The report says member states — an obvious reference to China — are obliged to expel Kim and “freeze all property, assets and other economic resources owned or controlled by him.”
The Chinese connection is at the center of an international web that stretches from Angola to Malaysia and the Caribbean and involves a large network of North Korean diplomats, entrepreneurs, smugglers, and foreign facilitators. 
The off-the-books trade includes the export of gold, coal, and rare-earth metals and the sale of rockets, Scud missile parts, government monuments, and high-tech battlefield communications equipment, among other things.
Last year, the panel’s investigations exposed trade in “encrypted military communications, man-portable air-defense systems, and satellite-guided missiles that may involve large teams of the country’s technicians deployed to assemble or service the banned items,” according to the report.
One example of a new niche market: North Korea buys cheap electronics in Hong Kong for a pittance and then turns them into military-grade radios it sells to developing countries for $8,000 a pop.
In July 2016, authorities from an unidentified nation seized an air shipment containing 45 boxes of battlefield radios, and assorted high-tech communications gear, from China to a technology company in Eritrea.
By the standards of North Korea’s multibillion-dollar black-market trade, the Eritrea haul was a drop in the bucket; North Korea earned $1.2 billion in coal sales to China last year
But the case provided insights into Pyongyang’s elaborate, and ever evolving, financial scheme to evade U.N. sanctions and stay two steps ahead of the United States and other key powers seeking to thwart North Korea’s illicit trade.

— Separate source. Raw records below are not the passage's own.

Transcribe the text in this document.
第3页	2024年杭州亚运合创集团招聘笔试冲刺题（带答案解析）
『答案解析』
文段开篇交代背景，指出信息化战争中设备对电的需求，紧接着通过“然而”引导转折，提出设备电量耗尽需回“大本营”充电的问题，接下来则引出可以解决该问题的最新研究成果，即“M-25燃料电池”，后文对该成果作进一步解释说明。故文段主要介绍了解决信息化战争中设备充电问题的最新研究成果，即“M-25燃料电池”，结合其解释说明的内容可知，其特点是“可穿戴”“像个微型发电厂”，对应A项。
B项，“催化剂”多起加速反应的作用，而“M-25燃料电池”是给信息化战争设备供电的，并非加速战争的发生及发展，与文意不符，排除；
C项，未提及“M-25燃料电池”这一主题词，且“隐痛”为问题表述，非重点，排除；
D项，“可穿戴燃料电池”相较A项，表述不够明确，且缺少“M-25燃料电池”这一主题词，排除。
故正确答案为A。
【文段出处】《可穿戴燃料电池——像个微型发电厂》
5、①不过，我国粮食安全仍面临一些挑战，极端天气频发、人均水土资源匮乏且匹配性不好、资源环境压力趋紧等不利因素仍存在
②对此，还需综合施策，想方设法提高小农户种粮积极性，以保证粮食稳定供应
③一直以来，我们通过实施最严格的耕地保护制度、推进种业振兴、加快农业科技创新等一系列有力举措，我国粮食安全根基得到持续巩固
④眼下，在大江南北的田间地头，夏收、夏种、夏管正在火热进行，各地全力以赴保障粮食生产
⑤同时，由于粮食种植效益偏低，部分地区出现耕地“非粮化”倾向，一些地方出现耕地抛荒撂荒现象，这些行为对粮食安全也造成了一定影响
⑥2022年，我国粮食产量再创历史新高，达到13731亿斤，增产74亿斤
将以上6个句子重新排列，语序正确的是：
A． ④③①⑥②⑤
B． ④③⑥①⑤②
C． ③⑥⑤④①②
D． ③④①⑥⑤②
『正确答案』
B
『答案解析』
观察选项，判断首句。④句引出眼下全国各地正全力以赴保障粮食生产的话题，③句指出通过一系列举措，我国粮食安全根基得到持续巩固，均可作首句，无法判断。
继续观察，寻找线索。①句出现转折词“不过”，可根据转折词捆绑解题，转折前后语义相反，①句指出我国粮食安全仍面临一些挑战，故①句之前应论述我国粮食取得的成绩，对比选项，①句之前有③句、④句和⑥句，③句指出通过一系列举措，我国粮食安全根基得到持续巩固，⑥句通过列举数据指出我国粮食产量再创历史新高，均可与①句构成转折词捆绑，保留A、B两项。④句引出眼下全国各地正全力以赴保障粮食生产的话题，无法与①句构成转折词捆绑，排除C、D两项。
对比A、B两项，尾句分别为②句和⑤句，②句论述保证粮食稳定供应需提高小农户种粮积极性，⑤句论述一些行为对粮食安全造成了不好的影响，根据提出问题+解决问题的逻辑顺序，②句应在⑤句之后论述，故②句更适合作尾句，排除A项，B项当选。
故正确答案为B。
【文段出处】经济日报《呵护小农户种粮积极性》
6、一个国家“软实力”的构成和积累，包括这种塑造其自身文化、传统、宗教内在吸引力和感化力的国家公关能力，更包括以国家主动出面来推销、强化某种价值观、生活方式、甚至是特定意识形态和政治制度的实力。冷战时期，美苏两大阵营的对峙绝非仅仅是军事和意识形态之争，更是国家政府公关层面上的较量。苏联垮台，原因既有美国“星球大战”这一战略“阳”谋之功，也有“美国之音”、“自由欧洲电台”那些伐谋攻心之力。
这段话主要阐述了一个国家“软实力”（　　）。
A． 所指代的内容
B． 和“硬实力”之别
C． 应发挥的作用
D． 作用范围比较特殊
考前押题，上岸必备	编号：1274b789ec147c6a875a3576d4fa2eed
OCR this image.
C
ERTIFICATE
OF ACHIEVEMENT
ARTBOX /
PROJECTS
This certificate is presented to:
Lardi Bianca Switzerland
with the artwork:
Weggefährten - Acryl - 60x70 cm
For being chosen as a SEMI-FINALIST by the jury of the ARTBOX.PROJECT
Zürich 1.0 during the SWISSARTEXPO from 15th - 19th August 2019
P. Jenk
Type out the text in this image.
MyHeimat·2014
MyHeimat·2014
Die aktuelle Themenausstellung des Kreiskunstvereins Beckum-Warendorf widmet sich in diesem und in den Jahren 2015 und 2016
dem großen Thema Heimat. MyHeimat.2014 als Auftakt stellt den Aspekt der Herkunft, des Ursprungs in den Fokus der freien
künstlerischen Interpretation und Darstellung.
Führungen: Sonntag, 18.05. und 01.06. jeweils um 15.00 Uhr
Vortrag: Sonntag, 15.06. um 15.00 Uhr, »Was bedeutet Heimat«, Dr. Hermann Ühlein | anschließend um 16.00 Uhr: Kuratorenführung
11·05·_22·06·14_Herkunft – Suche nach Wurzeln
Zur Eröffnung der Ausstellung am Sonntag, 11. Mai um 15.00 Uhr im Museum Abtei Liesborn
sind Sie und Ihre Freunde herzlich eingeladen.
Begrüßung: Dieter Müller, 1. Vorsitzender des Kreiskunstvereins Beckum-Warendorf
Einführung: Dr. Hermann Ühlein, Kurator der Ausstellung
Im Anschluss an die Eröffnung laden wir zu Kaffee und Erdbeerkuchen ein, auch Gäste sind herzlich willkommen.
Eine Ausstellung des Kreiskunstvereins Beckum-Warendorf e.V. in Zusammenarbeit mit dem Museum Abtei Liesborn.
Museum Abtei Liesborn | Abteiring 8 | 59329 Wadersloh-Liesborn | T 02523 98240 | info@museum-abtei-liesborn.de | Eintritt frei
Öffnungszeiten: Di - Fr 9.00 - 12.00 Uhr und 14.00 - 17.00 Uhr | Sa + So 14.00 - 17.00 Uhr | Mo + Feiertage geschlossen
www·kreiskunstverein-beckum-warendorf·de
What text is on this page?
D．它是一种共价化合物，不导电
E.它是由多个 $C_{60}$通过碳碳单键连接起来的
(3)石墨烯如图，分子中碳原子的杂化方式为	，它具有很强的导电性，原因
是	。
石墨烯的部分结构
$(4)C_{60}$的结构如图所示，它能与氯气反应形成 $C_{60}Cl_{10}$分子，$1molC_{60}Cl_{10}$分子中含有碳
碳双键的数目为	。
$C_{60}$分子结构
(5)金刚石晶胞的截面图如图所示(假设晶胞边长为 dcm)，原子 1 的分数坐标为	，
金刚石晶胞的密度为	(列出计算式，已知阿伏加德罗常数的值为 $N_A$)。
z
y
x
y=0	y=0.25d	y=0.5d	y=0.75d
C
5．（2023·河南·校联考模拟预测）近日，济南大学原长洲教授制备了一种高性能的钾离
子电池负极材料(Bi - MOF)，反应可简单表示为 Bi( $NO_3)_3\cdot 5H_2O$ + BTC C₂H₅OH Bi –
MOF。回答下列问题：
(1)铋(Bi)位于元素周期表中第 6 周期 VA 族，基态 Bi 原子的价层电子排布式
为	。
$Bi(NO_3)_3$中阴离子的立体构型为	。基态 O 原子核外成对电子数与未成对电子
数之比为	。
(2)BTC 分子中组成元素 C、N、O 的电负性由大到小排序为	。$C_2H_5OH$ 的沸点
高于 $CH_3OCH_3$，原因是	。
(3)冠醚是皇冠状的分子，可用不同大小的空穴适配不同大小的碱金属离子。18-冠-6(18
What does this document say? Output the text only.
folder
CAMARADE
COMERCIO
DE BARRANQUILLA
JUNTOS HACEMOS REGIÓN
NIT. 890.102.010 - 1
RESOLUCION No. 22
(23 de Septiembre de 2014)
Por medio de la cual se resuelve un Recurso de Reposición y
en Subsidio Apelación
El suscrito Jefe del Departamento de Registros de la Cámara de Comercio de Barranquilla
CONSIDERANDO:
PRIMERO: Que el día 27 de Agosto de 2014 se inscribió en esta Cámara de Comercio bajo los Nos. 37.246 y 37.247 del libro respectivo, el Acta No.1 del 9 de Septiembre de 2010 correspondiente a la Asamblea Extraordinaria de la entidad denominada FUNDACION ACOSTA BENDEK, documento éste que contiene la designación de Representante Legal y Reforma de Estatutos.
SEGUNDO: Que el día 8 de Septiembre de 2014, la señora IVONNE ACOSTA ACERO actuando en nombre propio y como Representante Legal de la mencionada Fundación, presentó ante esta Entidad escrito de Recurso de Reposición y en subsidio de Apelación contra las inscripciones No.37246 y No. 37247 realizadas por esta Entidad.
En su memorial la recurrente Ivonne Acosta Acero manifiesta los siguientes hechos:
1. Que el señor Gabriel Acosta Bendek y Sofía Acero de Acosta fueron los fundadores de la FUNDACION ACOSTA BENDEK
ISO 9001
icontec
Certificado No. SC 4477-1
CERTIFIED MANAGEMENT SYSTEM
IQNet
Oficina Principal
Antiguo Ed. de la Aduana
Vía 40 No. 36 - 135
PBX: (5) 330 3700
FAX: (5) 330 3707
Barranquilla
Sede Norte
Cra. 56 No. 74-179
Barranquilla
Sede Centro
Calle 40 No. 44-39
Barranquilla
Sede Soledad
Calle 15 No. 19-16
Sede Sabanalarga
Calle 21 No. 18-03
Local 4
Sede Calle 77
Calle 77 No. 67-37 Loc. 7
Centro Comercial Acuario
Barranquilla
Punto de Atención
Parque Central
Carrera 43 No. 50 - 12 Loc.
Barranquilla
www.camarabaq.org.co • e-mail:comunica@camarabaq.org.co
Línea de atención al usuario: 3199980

The equipment bore the trademark of Global Communications Co., or Glocom, a Malaysia-based front company for North Korean firm Pan Systems Pyongyang, which operates a network of front companies and agents in Malaysia and China
The company also has a branch in Singapore. 
Efforts to reach the company were unsuccessful.
But the head of Pan Systems in Singapore, Louis Low, told Reuters — which first reported on the scheme — that his company set up an office in Pyongyang in 1996 but that it severed relations with North Korea in 2010 and has had no dealings with Glocom. 
He suggested that North Koreans might still be using the company’s name without his agreement.
The mastermind behind the operation is North Korea’s premier intelligence agency, the Reconnaissance General Bureau, which runs Pan Systems and other front companies.
“The global network consisted of individuals, companies and bank accounts in China, Indonesia, Malaysia, Singapore and the Middle East,” the report stated.